Omnibus:	17926.666	Durbin-Watson:	1.990
Prob(Omnibus):	0.000	Jarque-Bera (JB):	52014.279
Skew:	1.645	Prob(JB):	0.00
Kurtosis:	6.286	Cond. No.	3.43e+04

Warnings:
[1] Standard Errors assume that the covariance matrix of the errors is correctly specified.
[2] The condition number is large, 3.43e+04. This might indicate that there are
strong multicollinearity or other numerical problems.

Now we can compare the results with the original and resampled datasets.

In [22]:

plot_results(results)
plot_results(results3)

In this example, there is a substantial difference, which suggests that the groups that were oversampled tended to have lower incomes. When we use resampling to correct for stratified sampling, predicted incomes increase.

Confidence intervals¶

We can use repeated resampling to generate confidence intervals. The following look resamples the dataset 11 times, runs the model, and collects the results.

In [53]:

result_seq = []
gss = pd.read_hdf(datafile, 'gss')

for i in range(11):
    sample = resample_by_year(gss, 'wtssall')
    results = run_model(sample)
    result_seq.append(results)

I'll use the following function to generate predictions for each resampled dataset.

In [54]:

def make_predict(results, sex):
    df = pd.DataFrame()
    df['age'] = np.linspace(18, 89)
    df['educ'] = 16

    df['age2'] = df['age']**2
    df['educ2'] = df['educ']**2

    df['sex'] = sex
    pred = results.predict(df)
    pred.index = df['age']
    return pred

A quick way to visualize variability due to sampling is to plot predictions for each of the resampled dataset using a low value of alpha.

In [55]:

for results in result_seq:
    pred = make_predict(results, 1)
    pred.plot(color='C0', alpha=0.1)

for results in result_seq:
    pred = make_predict(results, 2)
    pred.plot(color='C1', alpha=0.1)
    
plt.xlabel('Age')
plt.ylabel('Real income (1986 $)')
plt.title('Real income versus age, grouped by sex');

And alternative is to collect the predictions in a list:

In [41]:

result_seq = []
gss = pd.read_hdf(datafile, 'gss')

for i in range(51):
    sample = resample_by_year(gss, 'wtssall')
    results = run_model(sample)
    result_seq.append(results)

The result is a list of Series, but we can treat it as an array with one row for each resampled dataset and one column for each of the ages in the range.

Then we can use np.percentiles to compute the 5th, 50th, and 95th percentile in each columns (axis=0 means we perform the computation along the first axis, which is down the columns).

The result is an array with 3 rows, which we can assign to variables.

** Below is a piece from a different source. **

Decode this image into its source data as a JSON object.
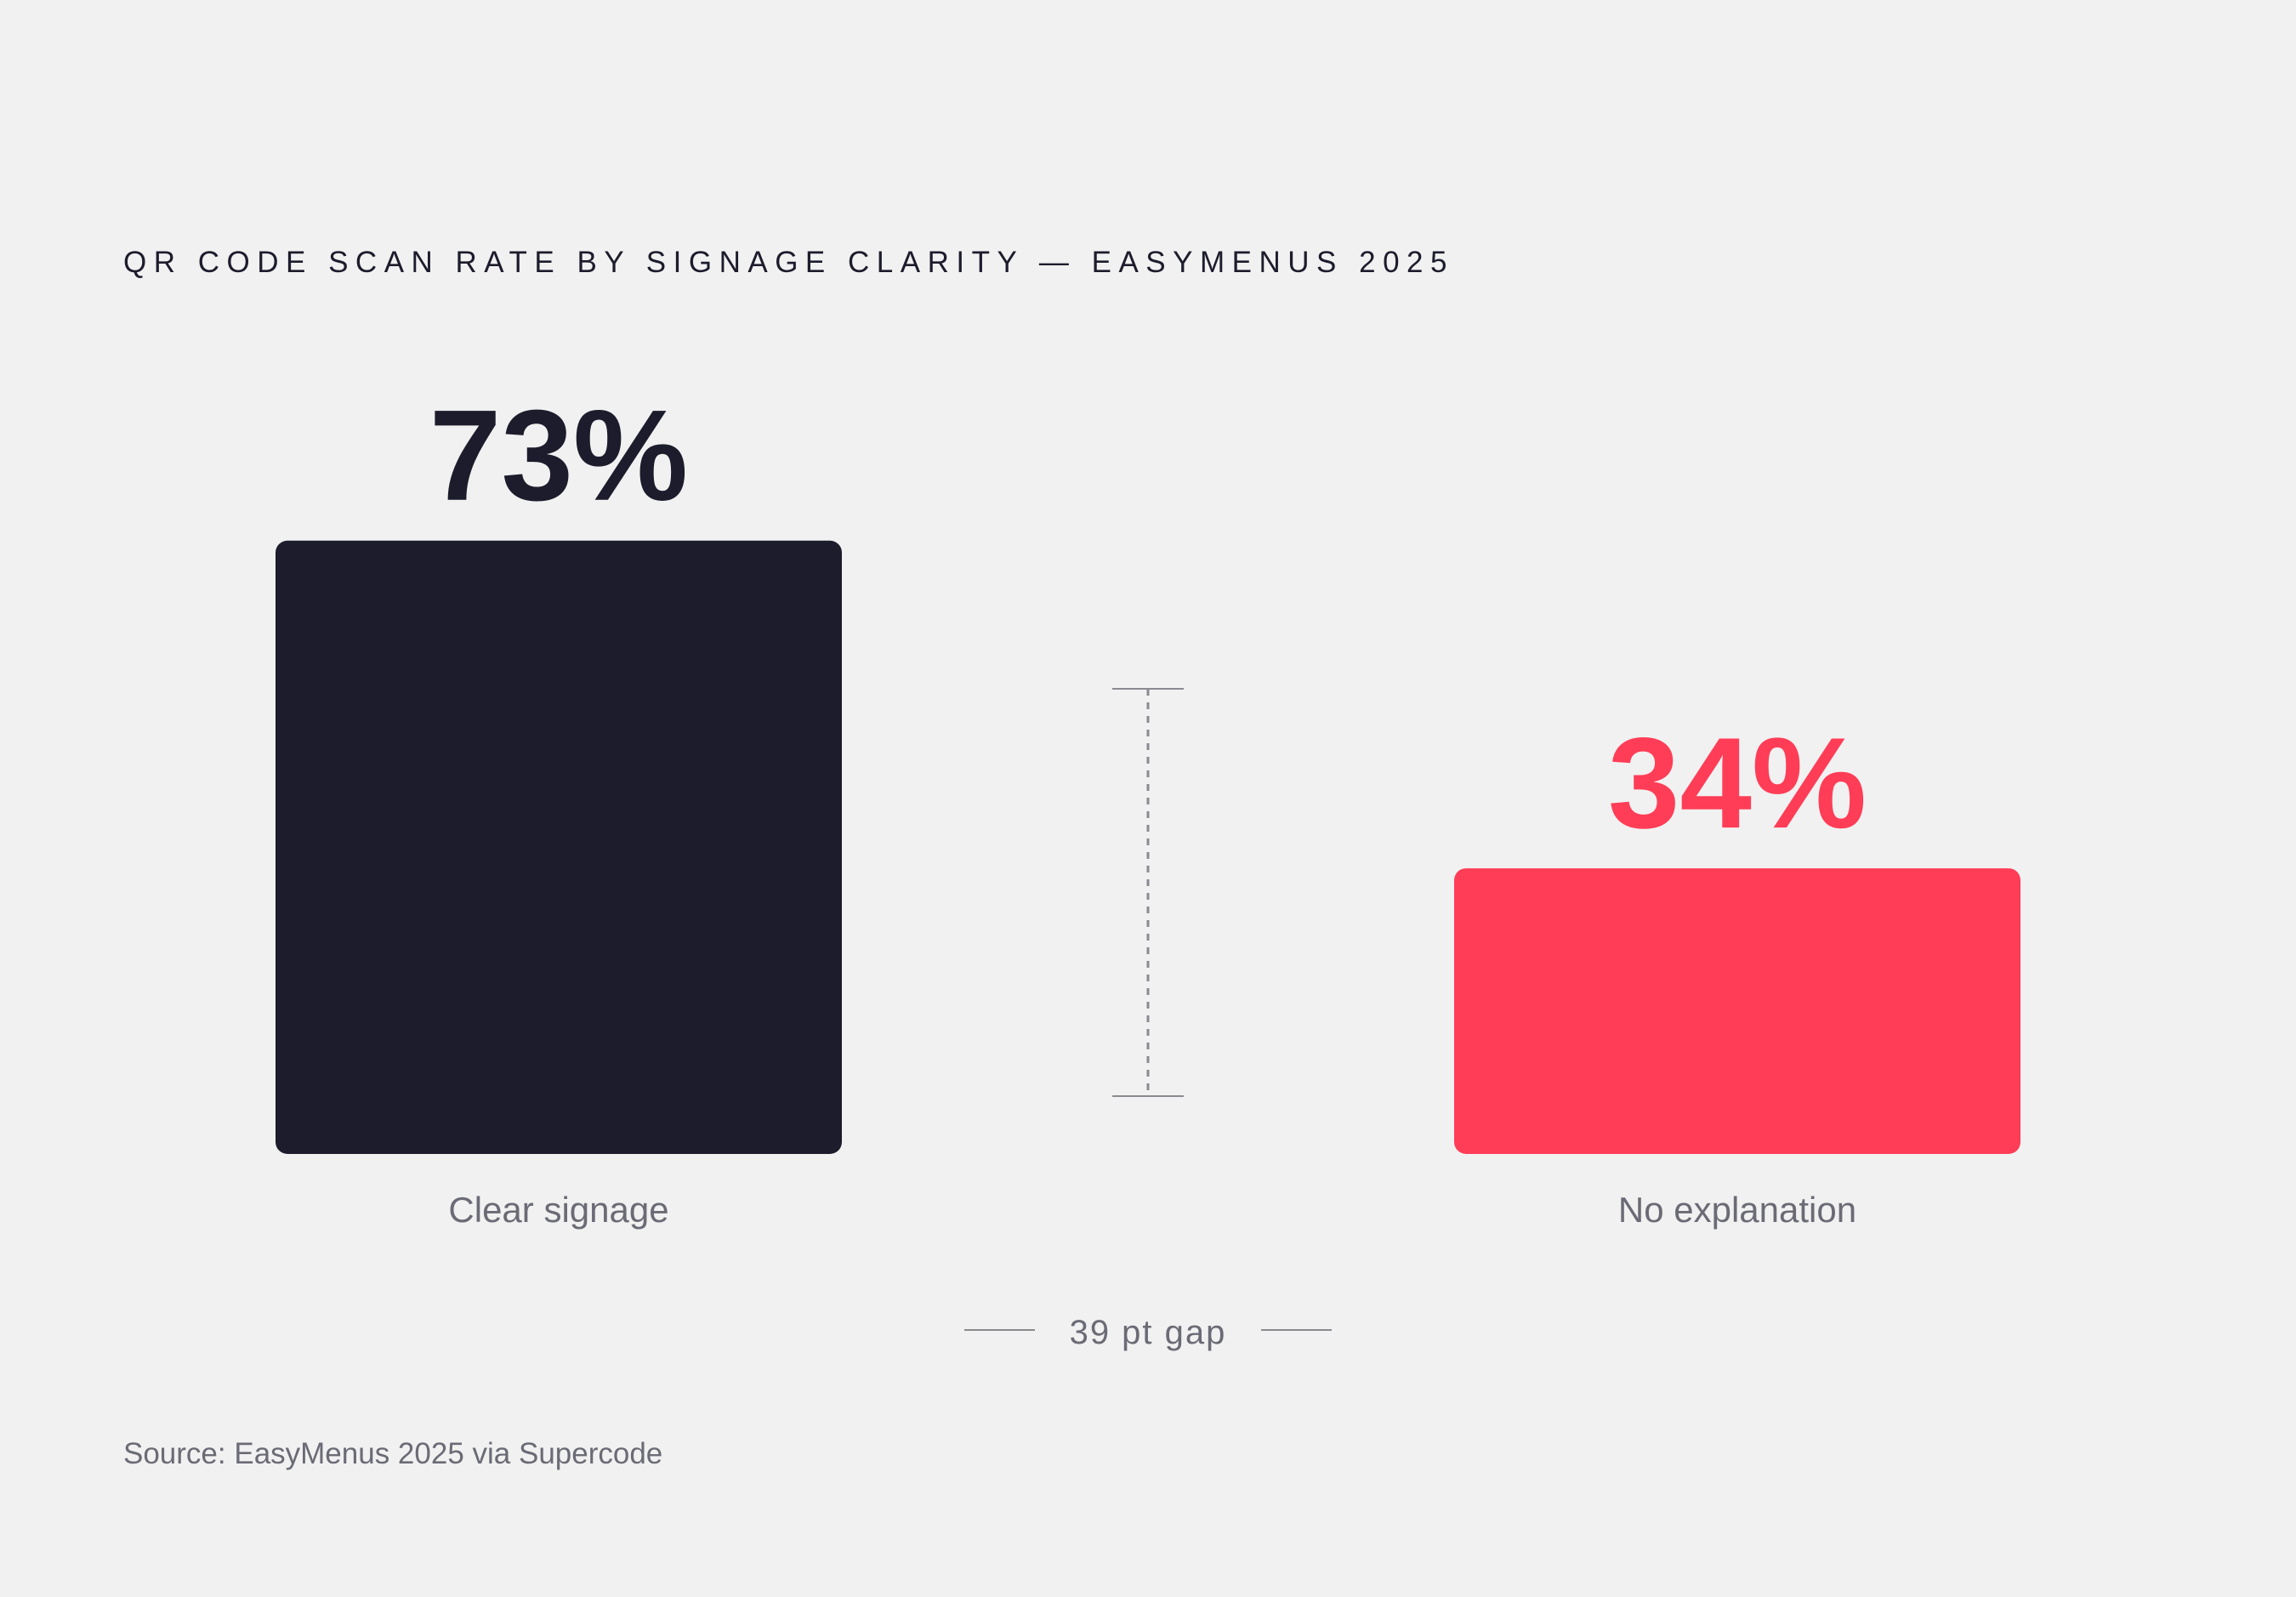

Then we use fill_between to plot the area between the 5th and 95th percentiles, and plot to draw a line through the median values.

In [56]:

def plot_percentiles(result_seq, sex, **options):
    pred_list = []

    for results in result_seq:
        pred = make_predict(results, sex)
        pred_list.append(pred)

    low, med, high = np.percentile(pred_list, [5, 50, 95], axis=0)
    plt.fill_between(pred.index, low, high, alpha=0.3)
    plt.plot(pred.index, med, **options)

Here's what it looks like.

In [40]:

plot_percentiles(result_seq, 1, label='Male')
plot_percentiles(result_seq, 2, label='Female')

plt.xlabel('Age')
plt.ylabel('Real income (1986 $)')
plt.title('Real income versus age, grouped by sex')
plt.legend();

The 90% confidence intervals are barely wider than the plotted lines, which suggests that random sampling is not a big source of uncertainty.

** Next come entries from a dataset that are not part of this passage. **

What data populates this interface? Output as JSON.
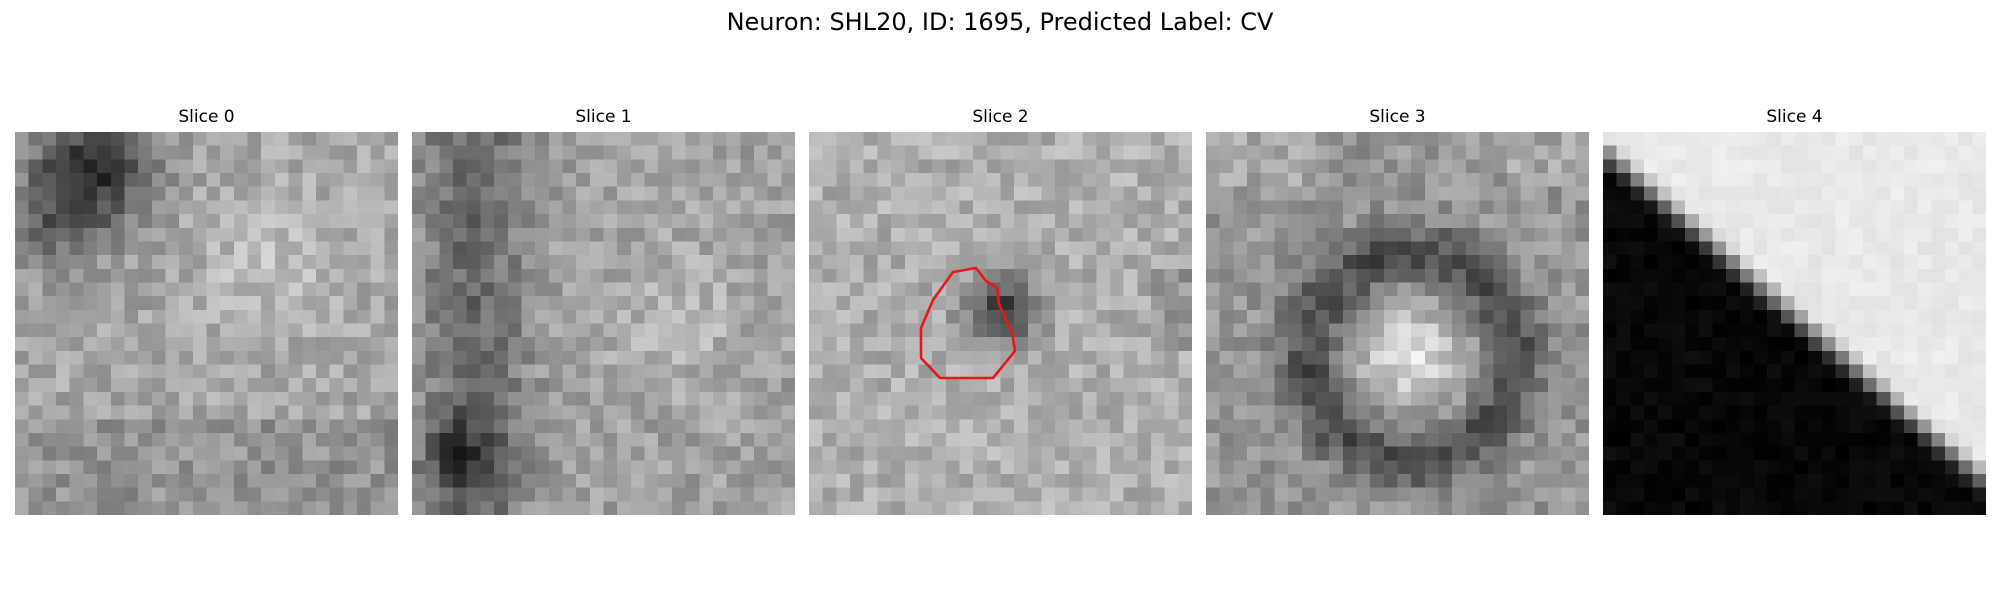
{
  "figure": {
    "title": "Neuron: SHL20, ID: 1695, Predicted Label: CV"
  },
  "panels": [
    {
      "title": "Slice 0",
      "pattern": "dark-top-left-blotch"
    },
    {
      "title": "Slice 1",
      "pattern": "dark-left-band"
    },
    {
      "title": "Slice 2",
      "pattern": "dark-center-spot"
    },
    {
      "title": "Slice 3",
      "pattern": "bright-center-dark-ring"
    },
    {
      "title": "Slice 4",
      "pattern": "diagonal-dark-bottom-left"
    }
  ],
  "outline": {
    "color": "#e8161a",
    "panel": "Slice 2"
  }
}
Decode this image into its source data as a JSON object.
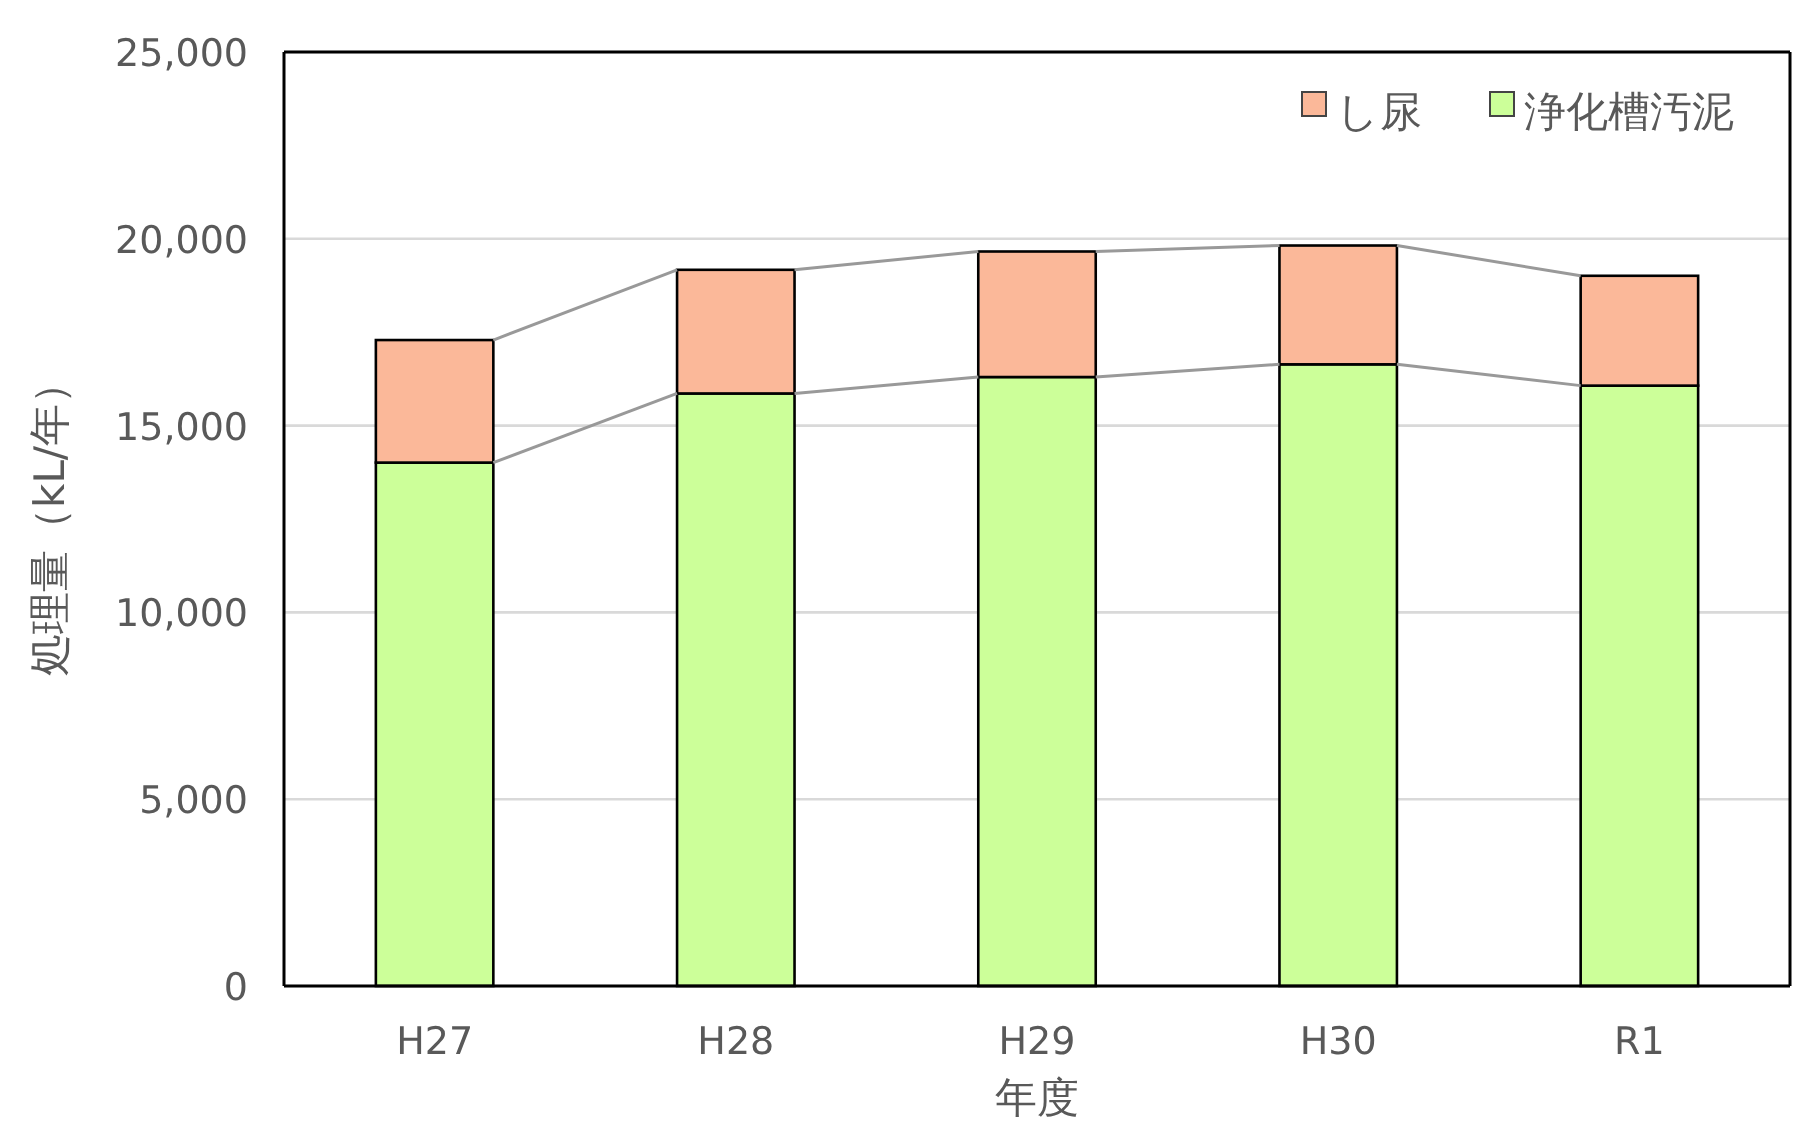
{
  "chart_data": {
    "type": "bar",
    "stacked": true,
    "xlabel": "年度",
    "ylabel": "処理量（kL/年）",
    "categories": [
      "H27",
      "H28",
      "H29",
      "H30",
      "R1"
    ],
    "series": [
      {
        "name": "浄化槽汚泥",
        "color": "#ccff99",
        "values": [
          14010,
          15860,
          16300,
          16640,
          16070
        ]
      },
      {
        "name": "し尿",
        "color": "#fbb899",
        "values": [
          3280,
          3310,
          3360,
          3180,
          2940
        ]
      }
    ],
    "ylim": [
      0,
      25000
    ],
    "yticks": [
      {
        "value": 0,
        "label": "0"
      },
      {
        "value": 5000,
        "label": "5,000"
      },
      {
        "value": 10000,
        "label": "10,000"
      },
      {
        "value": 15000,
        "label": "15,000"
      },
      {
        "value": 20000,
        "label": "20,000"
      },
      {
        "value": 25000,
        "label": "25,000"
      }
    ],
    "grid": "y",
    "legend": "top right"
  }
}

In summary, for this example:

Missing values are not a substantial source of uncertainty, so we could use a simple form of imputation, or (even simpler) drop rows with missing values.
Stratified sampling has a big effect on the results, so it is important to correct for it.
The confidence intervals show that random sampling contributes only small variations in the model's predictions.